We are still in mud farm. They are going to give us life preservers next week. We already have bathing suits and stilts. Bill Babcock was telling me just now that they are going to take our Ross rifles away and give us clubs. I also hear that the Cockshutt Plow Company has received an order from Bustard Camp to send over a couple of hundred mud plows. Whoever in the world sent that order in?  Tell them to keep the plows, as the mud, has turned to cement, but doesn't get a chance to dry.
Well, as I am a man of very few words, I shall now draw to a close, with the very best of luck from all the old boys of Brantford to their friends left behind; and also the very best of success for the New Year, I remain your ever loving and affectionate son,
 
Harry

P.S. - Kindly thank the ladies of Brantford for the handkerchiefs of which we all received with great need and we are also in hopes of taking to the front with us in the spring and will try our best to bring back with us.

BX June 22, 1915

Makes Strong Appeal

A strong appeal for more men is made by Pte. Harry Van Fleet in a letter to his mother, Mrs. Jas. C. Van Fleet, 123 Oxford Street. The letter reads:

June 3, 1915

Dear Mother and Father,

Your most kind and loving letters received O.K. and also newspapers and pleased indeed I was to hear from you all. Well, mother this is the first chance I have had to sit down and write a letter, so will do my best to make it as interesting as possible ‘mid the noise of Jack Johnsons. We are back in billets again after a long spell in the trenches and are having a rest up and clean up. I am now attached to the second battalion and like it first rate. They are a pretty good bunch of boys in it, so am pleased to say I am getting along O.K. I met quite a few of the Brantford boys – Steve Cara, Bill Dawson, and they all look in the very best of health. I was talking to Sergt. Mounce – ex-Constable J. Mounce last evening for a while and he is looking in the best of health, also Tommy Walton and a few more of the old boys. We are having lovely weather right up to the time of writing. I was talking to Major M. A. Colquhoun back at the trenches last week, and he is the same looking man as ever. He has not changed at all. I suppose you read of our adjutant, Capt. Glover, being killed. He was as fine a young man as you would wish to meet and loved by all with whom he comes into contact. The captain whom I am now under, Capt. Richardson, of Kingston, is a man whom I certainly do admire – as cool as a cucumber, and fears nothing. The men will follow him anywhere. We were in Belgium a while back, but are now back in France again.
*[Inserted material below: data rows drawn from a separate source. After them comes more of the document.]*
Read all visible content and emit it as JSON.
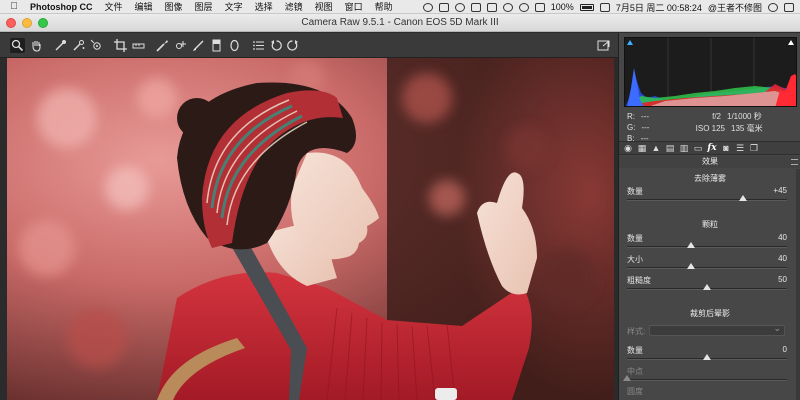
{
  "menubar": {
    "app_name": "Photoshop CC",
    "items": [
      "文件",
      "编辑",
      "图像",
      "图层",
      "文字",
      "选择",
      "滤镜",
      "视图",
      "窗口",
      "帮助"
    ],
    "battery": "100%",
    "datetime": "7月5日 周二  00:58:24",
    "user": "@王者不修图",
    "icons": [
      "apple-icon",
      "record-icon",
      "activity-icon",
      "creative-cloud-icon",
      "cast-icon",
      "bluetooth-icon",
      "timer-icon",
      "wifi-icon",
      "volume-icon",
      "battery-icon",
      "input-method-icon",
      "search-icon",
      "list-icon"
    ]
  },
  "window": {
    "title": "Camera Raw 9.5.1  -  Canon EOS 5D Mark III"
  },
  "toolbar": {
    "tools": [
      "zoom-tool-icon",
      "hand-tool-icon",
      "white-balance-tool-icon",
      "color-sampler-icon",
      "targeted-adjustment-icon",
      "crop-tool-icon",
      "straighten-tool-icon",
      "spot-removal-icon",
      "red-eye-icon",
      "adjustment-brush-icon",
      "graduated-filter-icon",
      "radial-filter-icon",
      "preferences-icon",
      "rotate-ccw-icon",
      "rotate-cw-icon",
      "fullscreen-icon"
    ]
  },
  "readout": {
    "r_label": "R:",
    "g_label": "G:",
    "b_label": "B:",
    "r_value": "---",
    "g_value": "---",
    "b_value": "---",
    "aperture": "f/2",
    "shutter": "1/1000 秒",
    "iso": "ISO 125",
    "focal": "135 毫米"
  },
  "panel": {
    "section_title": "效果",
    "tabs": [
      "basic-tab-icon",
      "tone-curve-tab-icon",
      "detail-tab-icon",
      "hsl-tab-icon",
      "split-toning-tab-icon",
      "lens-tab-icon",
      "fx-tab-icon",
      "camera-calibration-tab-icon",
      "presets-tab-icon",
      "snapshots-tab-icon"
    ],
    "fx_label": "fx",
    "dehaze": {
      "title": "去除薄雾",
      "amount_label": "数量",
      "amount_value": "+45",
      "amount_level": 0.725
    },
    "grain": {
      "title": "颗粒",
      "amount_label": "数量",
      "amount_value": "40",
      "amount_level": 0.4,
      "size_label": "大小",
      "size_value": "40",
      "size_level": 0.4,
      "roughness_label": "粗糙度",
      "roughness_value": "50",
      "roughness_level": 0.5
    },
    "vignette": {
      "title": "裁剪后晕影",
      "style_label": "样式:",
      "amount_label": "数量",
      "amount_value": "0",
      "amount_level": 0.5,
      "midpoint_label": "中点",
      "midpoint_level": 0.0,
      "roundness_label": "圆度"
    }
  },
  "colors": {
    "accent": "#1c6ef2",
    "panel_bg": "#474747",
    "toolbar_bg": "#3a3a3a"
  }
}
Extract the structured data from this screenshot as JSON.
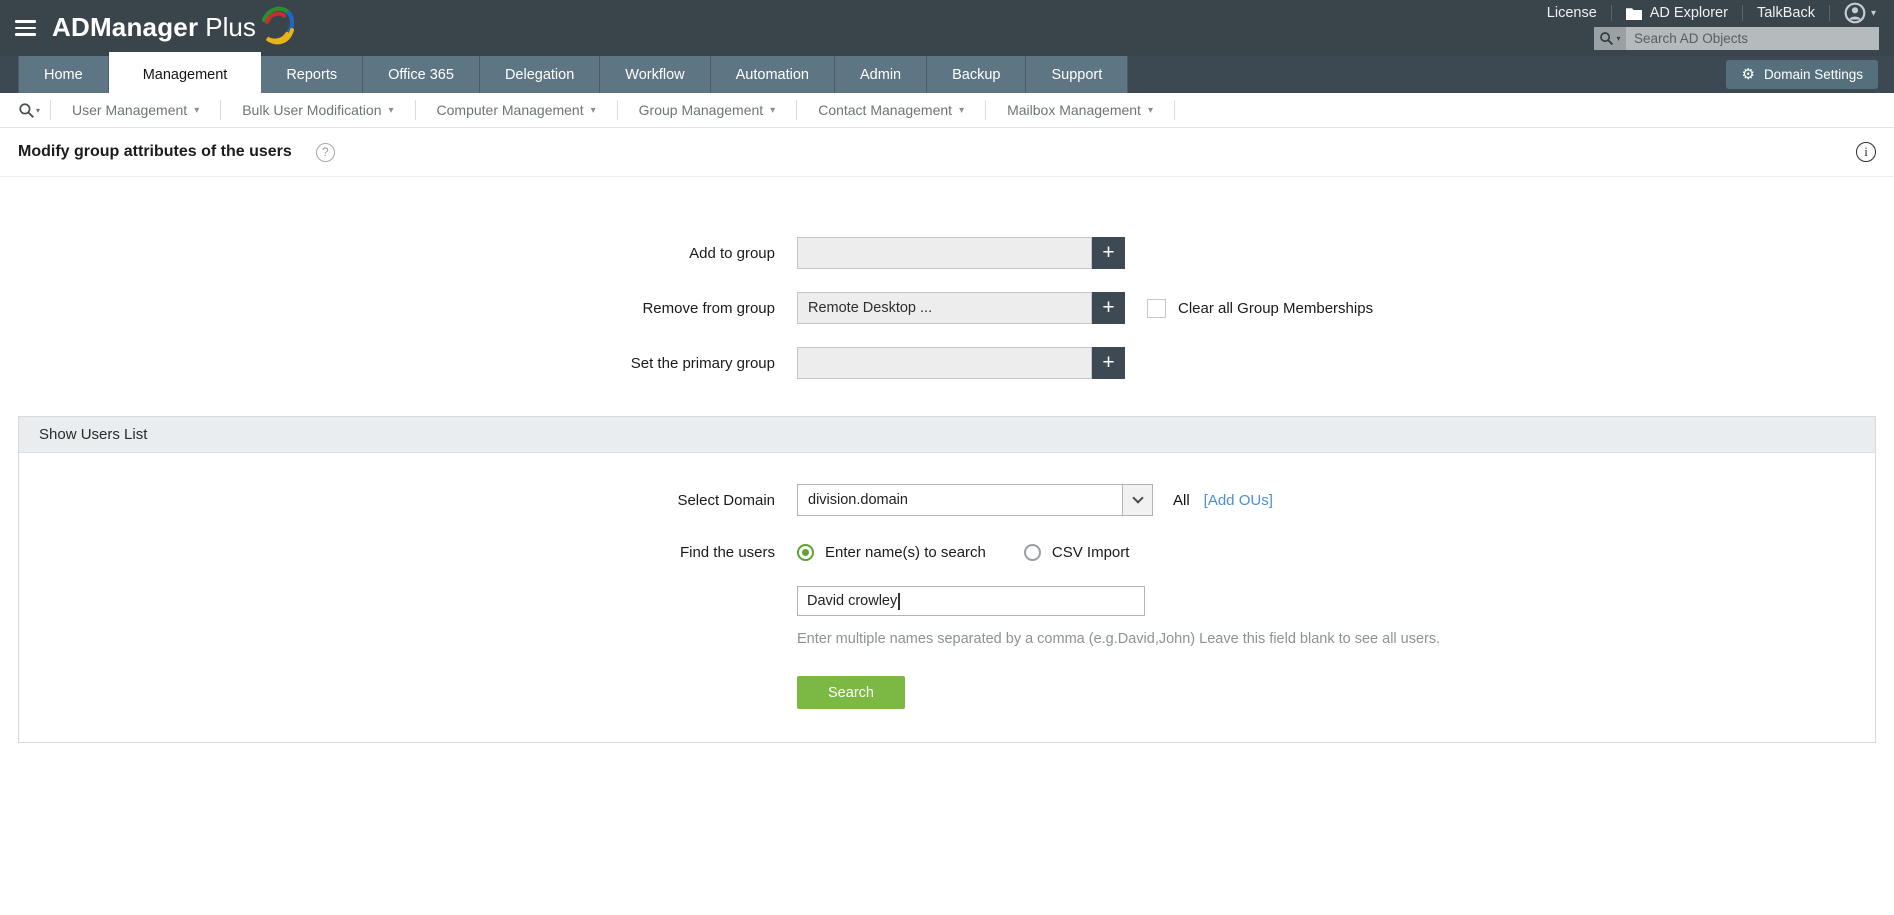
{
  "header": {
    "product_bold": "ADManager",
    "product_light": "Plus",
    "links": [
      "License",
      "AD Explorer",
      "TalkBack"
    ],
    "search_placeholder": "Search AD Objects"
  },
  "nav": {
    "tabs": [
      {
        "label": "Home",
        "active": false
      },
      {
        "label": "Management",
        "active": true
      },
      {
        "label": "Reports",
        "active": false
      },
      {
        "label": "Office 365",
        "active": false
      },
      {
        "label": "Delegation",
        "active": false
      },
      {
        "label": "Workflow",
        "active": false
      },
      {
        "label": "Automation",
        "active": false
      },
      {
        "label": "Admin",
        "active": false
      },
      {
        "label": "Backup",
        "active": false
      },
      {
        "label": "Support",
        "active": false
      }
    ],
    "domain_settings": "Domain Settings"
  },
  "subnav": {
    "items": [
      "User Management",
      "Bulk User Modification",
      "Computer Management",
      "Group Management",
      "Contact Management",
      "Mailbox Management"
    ]
  },
  "page": {
    "title": "Modify group attributes of the users"
  },
  "form": {
    "add_to_group": {
      "label": "Add to group",
      "value": ""
    },
    "remove_from_group": {
      "label": "Remove from group",
      "value": "Remote Desktop ...",
      "clear_checkbox_label": "Clear all Group Memberships",
      "checkbox_checked": false
    },
    "set_primary_group": {
      "label": "Set the primary group",
      "value": ""
    }
  },
  "users_panel": {
    "header": "Show Users List",
    "select_domain": {
      "label": "Select Domain",
      "value": "division.domain",
      "scope": "All",
      "add_ous_link": "[Add OUs]"
    },
    "find_users": {
      "label": "Find the users",
      "options": [
        {
          "label": "Enter name(s) to search",
          "selected": true
        },
        {
          "label": "CSV Import",
          "selected": false
        }
      ]
    },
    "names_input": {
      "value": "David crowley"
    },
    "hint": "Enter multiple names separated by a comma (e.g.David,John) Leave this field blank to see all users.",
    "search_button": "Search"
  },
  "icons": {
    "plus": "+",
    "caret_down": "▾",
    "gear": "⚙",
    "help": "?",
    "info": "i"
  },
  "colors": {
    "topbar_bg": "#39444b",
    "tabrow_bg": "#3d4952",
    "tab_bg": "#5e7583",
    "active_tab_bg": "#ffffff",
    "panel_header_bg": "#e9edef",
    "accent_green": "#7cb944",
    "radio_green": "#61a134",
    "link_blue": "#4a90d2",
    "plus_button_bg": "#3d4a54"
  }
}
If ever there was a hell, this is it out here and the sooner she ends the better, and to win this war every able bodied man should be made to come out and do his bit and end it that much sooner. Until then there is no telling how much longer it will last. It is a shame to see the young men walking around England and the country up against what she is at the present moment. The Canadians are certainly doing their bit in this campaign and are going to do still more. Well, mother, I received a box of chocolates which were sent at Christmas time by the children of Brantford and which just reached here two weeks ago. We could do with plenty of tobacco and cigarettes out here as it is our only comfort. I received a parcel from my friend in Bristol, consisting of a fine big cake, milk chocolates, writing tablet, candles, soap and cigarettes which I enjoyed very much. Well mother, you will have to excuse the shortness of my letter as we can tell none of our past experiences as all letters pass the censor, so I will now draw to a close. Sending very best of regards to you all for this time, I remain your ever loving and affectionate son,

Harry
11627 Pte. H.J. Van Fleet,
2nd Batt. 1st Bde., British Expeditionary Force
No. 2 Co. No. 5 Platoon No. 2 section
1st Canadian Division (France in active service) 

BX July 24, 1915

“Clown” Princes Birthday Honored – Canadians Sent a Salute of .303 Bullets to the Band Which Was Celebrating the Event, the Celebration Coming to an End – German Band Replied With “O Canada”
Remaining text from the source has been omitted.